Gewone wilgmineermot

Uit Wikipedia, de vrije encyclopedie
Gewone wilgenmineermot
Mijn van de gewone wilgenmineermot
Taxonomische indeling
Rijk:Animalia (Dieren)
Stam:Arthropoda (Geleedpotigen)
Klasse:Insecta (Insecten)
Orde:Lepidoptera (Vlinders)
Familie:Nepticulidae (Dwergmineermotten)
Geslacht:Stigmella
Soort
Stigmella salicis
(Stainton, 1854)
Afbeeldingen op Wikimedia Commons Wikimedia Commons
Gewone wilgenmineermot op Wikispecies Wikispecies
Portaal  Portaalicoon   Biologie
Insecten

De gewone wilgenmineermot of boswilgmineermot (Stigmella salicis) is een vlinder uit de familie dwergmineermotten (Nepticulidae). De wetenschappelijke naam is voor het eerst geldig gepubliceerd in 1854 door Stainton. Breedbladige wilgen (Salix aurita, S. caprea, S. cinerea, S. phylicifolia en hun bastaarden) zijn de belangrijkste waardplanten.

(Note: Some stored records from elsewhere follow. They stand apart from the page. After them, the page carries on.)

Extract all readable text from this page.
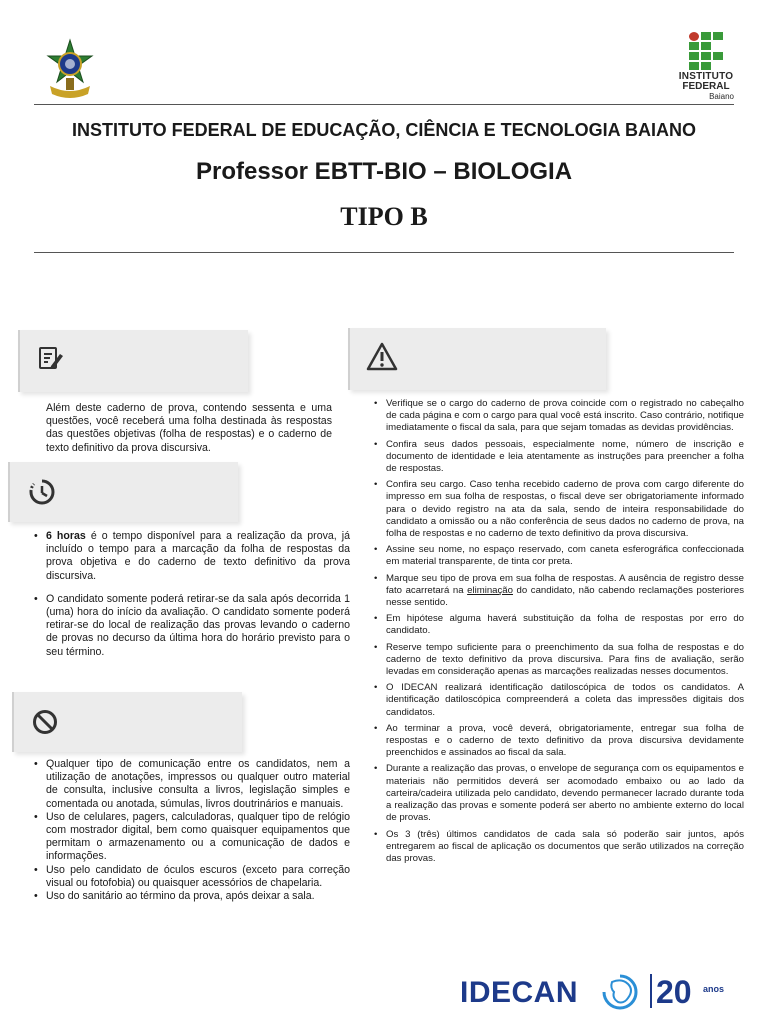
INSTITUTO
FEDERAL
Baiano
INSTITUTO FEDERAL DE EDUCAÇÃO, CIÊNCIA E TECNOLOGIA BAIANO
Professor EBTT-BIO – BIOLOGIA
TIPO B
Além deste caderno de prova, contendo sessenta e uma questões, você receberá uma folha destinada às respostas das questões objetivas (folha de respostas) e o caderno de texto definitivo da prova discursiva.
• 6 horas é o tempo disponível para a realização da prova, já incluído o tempo para a marcação da folha de respostas da prova objetiva e do caderno de texto definitivo da prova discursiva.
• O candidato somente poderá retirar-se da sala após decorrida 1 (uma) hora do início da avaliação. O candidato somente poderá retirar-se do local de realização das provas levando o caderno de provas no decurso da última hora do horário previsto para o seu término.
• Qualquer tipo de comunicação entre os candidatos, nem a utilização de anotações, impressos ou qualquer outro material de consulta, inclusive consulta a livros, legislação simples e comentada ou anotada, súmulas, livros doutrinários e manuais.
• Uso de celulares, pagers, calculadoras, qualquer tipo de relógio com mostrador digital, bem como quaisquer equipamentos que permitam o armazenamento ou a comunicação de dados e informações.
• Uso pelo candidato de óculos escuros (exceto para correção visual ou fotofobia) ou quaisquer acessórios de chapelaria.
• Uso do sanitário ao término da prova, após deixar a sala.
• Verifique se o cargo do caderno de prova coincide com o registrado no cabeçalho de cada página e com o cargo para qual você está inscrito. Caso contrário, notifique imediatamente o fiscal da sala, para que sejam tomadas as devidas providências.
• Confira seus dados pessoais, especialmente nome, número de inscrição e documento de identidade e leia atentamente as instruções para preencher a folha de respostas.
• Confira seu cargo. Caso tenha recebido caderno de prova com cargo diferente do impresso em sua folha de respostas, o fiscal deve ser obrigatoriamente informado para o devido registro na ata da sala, sendo de inteira responsabilidade do candidato a omissão ou a não conferência de seus dados no caderno de prova, na folha de respostas e no caderno de texto definitivo da prova discursiva.
• Assine seu nome, no espaço reservado, com caneta esferográfica confeccionada em material transparente, de tinta cor preta.
• Marque seu tipo de prova em sua folha de respostas. A ausência de registro desse fato acarretará na eliminação do candidato, não cabendo reclamações posteriores nesse sentido.
• Em hipótese alguma haverá substituição da folha de respostas por erro do candidato.
• Reserve tempo suficiente para o preenchimento da sua folha de respostas e do caderno de texto definitivo da prova discursiva. Para fins de avaliação, serão levadas em consideração apenas as marcações realizadas nesses documentos.
• O IDECAN realizará identificação datiloscópica de todos os candidatos. A identificação datiloscópica compreenderá a coleta das impressões digitais dos candidatos.
• Ao terminar a prova, você deverá, obrigatoriamente, entregar sua folha de respostas e o caderno de texto definitivo da prova discursiva devidamente preenchidos e assinados ao fiscal da sala.
• Durante a realização das provas, o envelope de segurança com os equipamentos e materiais não permitidos deverá ser acomodado embaixo ou ao lado da carteira/cadeira utilizada pelo candidato, devendo permanecer lacrado durante toda a realização das provas e somente poderá ser aberto no ambiente externo do local de provas.
• Os 3 (três) últimos candidatos de cada sala só poderão sair juntos, após entregarem ao fiscal de aplicação os documentos que serão utilizados na correção das provas.
IDECAN 20 anos
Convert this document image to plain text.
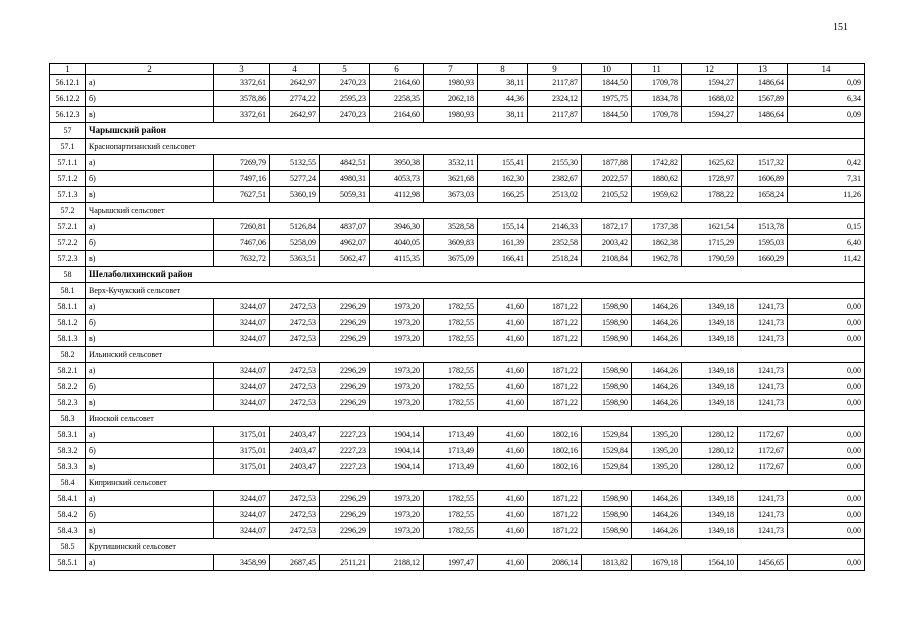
151
1	2	3	4	5	6	7	8	9	10	11	12	13	14
56.12.1	а)	3372,61	2642,97	2470,23	2164,60	1980,93	38,11	2117,87	1844,50	1709,78	1594,27	1486,64	0,09
56.12.2	б)	3578,86	2774,22	2595,23	2258,35	2062,18	44,36	2324,12	1975,75	1834,78	1688,02	1567,89	6,34
56.12.3	в)	3372,61	2642,97	2470,23	2164,60	1980,93	38,11	2117,87	1844,50	1709,78	1594,27	1486,64	0,09
57	Чарышский район												
57.1	Краснопартизанский сельсовет												
57.1.1	а)	7269,79	5132,55	4842,51	3950,38	3532,11	155,41	2155,30	1877,88	1742,82	1625,62	1517,32	0,42
57.1.2	б)	7497,16	5277,24	4980,31	4053,73	3621,68	162,30	2382,67	2022,57	1880,62	1728,97	1606,89	7,31
57.1.3	в)	7627,51	5360,19	5059,31	4112,98	3673,03	166,25	2513,02	2105,52	1959,62	1788,22	1658,24	11,26
57.2	Чарышский сельсовет												
57.2.1	а)	7260,81	5126,84	4837,07	3946,30	3528,58	155,14	2146,33	1872,17	1737,38	1621,54	1513,78	0,15
57.2.2	б)	7467,06	5258,09	4962,07	4040,05	3609,83	161,39	2352,58	2003,42	1862,38	1715,29	1595,03	6,40
57.2.3	в)	7632,72	5363,51	5062,47	4115,35	3675,09	166,41	2518,24	2108,84	1962,78	1790,59	1660,29	11,42
58	Шелаболихинский район												
58.1	Верх-Кучукский сельсовет												
58.1.1	а)	3244,07	2472,53	2296,29	1973,20	1782,55	41,60	1871,22	1598,90	1464,26	1349,18	1241,73	0,00
58.1.2	б)	3244,07	2472,53	2296,29	1973,20	1782,55	41,60	1871,22	1598,90	1464,26	1349,18	1241,73	0,00
58.1.3	в)	3244,07	2472,53	2296,29	1973,20	1782,55	41,60	1871,22	1598,90	1464,26	1349,18	1241,73	0,00
58.2	Ильинский сельсовет												
58.2.1	а)	3244,07	2472,53	2296,29	1973,20	1782,55	41,60	1871,22	1598,90	1464,26	1349,18	1241,73	0,00
58.2.2	б)	3244,07	2472,53	2296,29	1973,20	1782,55	41,60	1871,22	1598,90	1464,26	1349,18	1241,73	0,00
58.2.3	в)	3244,07	2472,53	2296,29	1973,20	1782,55	41,60	1871,22	1598,90	1464,26	1349,18	1241,73	0,00
58.3	Иноской сельсовет												
58.3.1	а)	3175,01	2403,47	2227,23	1904,14	1713,49	41,60	1802,16	1529,84	1395,20	1280,12	1172,67	0,00
58.3.2	б)	3175,01	2403,47	2227,23	1904,14	1713,49	41,60	1802,16	1529,84	1395,20	1280,12	1172,67	0,00
58.3.3	в)	3175,01	2403,47	2227,23	1904,14	1713,49	41,60	1802,16	1529,84	1395,20	1280,12	1172,67	0,00
58.4	Кипринский сельсовет												
58.4.1	а)	3244,07	2472,53	2296,29	1973,20	1782,55	41,60	1871,22	1598,90	1464,26	1349,18	1241,73	0,00
58.4.2	б)	3244,07	2472,53	2296,29	1973,20	1782,55	41,60	1871,22	1598,90	1464,26	1349,18	1241,73	0,00
58.4.3	в)	3244,07	2472,53	2296,29	1973,20	1782,55	41,60	1871,22	1598,90	1464,26	1349,18	1241,73	0,00
58.5	Крутишинский сельсовет												
58.5.1	а)	3458,99	2687,45	2511,21	2188,12	1997,47	41,60	2086,14	1813,82	1679,18	1564,10	1456,65	0,00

Kenmerken[bewerken | brontekst bewerken]

De spanwijdte is 4 tot 6 mm. De dikke rechtopstaande haren op de koptop zijn ijzerhoudend oranje. De kraag is bleker. Antenne oogkappen zijn witachtig. De voorvleugels zijn fuscous of donker fuscous, vaag paarsachtig getint, enigszins bestrooid met bleek geelachtig; een okergeel-witachtige nogal schuine fascia voorbij het midden; apicaal gebied daarbuiten soms meer zwartachtig; buitenste helft van cilia okergeel-wit. Achtervleugels grijs.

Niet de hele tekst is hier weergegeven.